To conclude, it is too easy to shrug and say that we cannot tell people how to react to an election result. Put simply: we can. We can condemn people who deface war memorials, destroy property and attack ordinary voters, as this is not an acceptable reaction to a free and fair election simply because you didn't get the result you wanted, a statement which really should be uncontroversial. Frankly, you didn't see Conservatives rioting in 2001 and 2005 while calling for the civil (and sometimes actual) deaths of rival voters when Blair was returned with increasingly small majorities, so why should we accept such behaviour when a Conservative Prime Minister is returned with an increased majority and vote share?

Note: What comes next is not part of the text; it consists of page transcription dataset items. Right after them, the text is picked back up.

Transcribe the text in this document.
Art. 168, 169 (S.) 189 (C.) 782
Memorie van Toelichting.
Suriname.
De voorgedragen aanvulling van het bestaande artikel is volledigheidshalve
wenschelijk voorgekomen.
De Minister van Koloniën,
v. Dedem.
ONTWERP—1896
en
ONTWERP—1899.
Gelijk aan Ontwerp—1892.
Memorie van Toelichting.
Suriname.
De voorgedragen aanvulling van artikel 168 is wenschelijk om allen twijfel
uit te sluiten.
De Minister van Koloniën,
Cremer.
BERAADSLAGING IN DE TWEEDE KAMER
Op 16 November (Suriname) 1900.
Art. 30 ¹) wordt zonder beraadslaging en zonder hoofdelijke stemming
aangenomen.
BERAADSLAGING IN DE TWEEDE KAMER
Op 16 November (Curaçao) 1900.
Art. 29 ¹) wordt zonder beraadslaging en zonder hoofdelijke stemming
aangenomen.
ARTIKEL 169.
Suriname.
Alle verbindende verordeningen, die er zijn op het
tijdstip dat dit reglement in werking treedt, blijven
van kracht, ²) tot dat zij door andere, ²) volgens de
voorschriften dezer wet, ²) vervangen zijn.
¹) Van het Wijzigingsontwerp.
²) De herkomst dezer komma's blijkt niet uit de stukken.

Perhaps one reason why the mainstream media is not blue with condemnation as it would be if Conservatives rioted against Labour is that they are no longer surprised; the reactions to this election, and to the very concept of democracy, have had another effect than bringing shame and embarrassment upon the nation and the Left, and that is exposing an attitude among certain sections of the Left that they were once too afraid to openly display, namely their perverse agreement with Napoleon in Animal Farm:

"No one believes more firmly than Comrade Napoleon that all animals are equal. He would be only too happy to let you make your decisions for yourselves. But sometimes you might make the wrong decisions, comrades, and then where should we be?"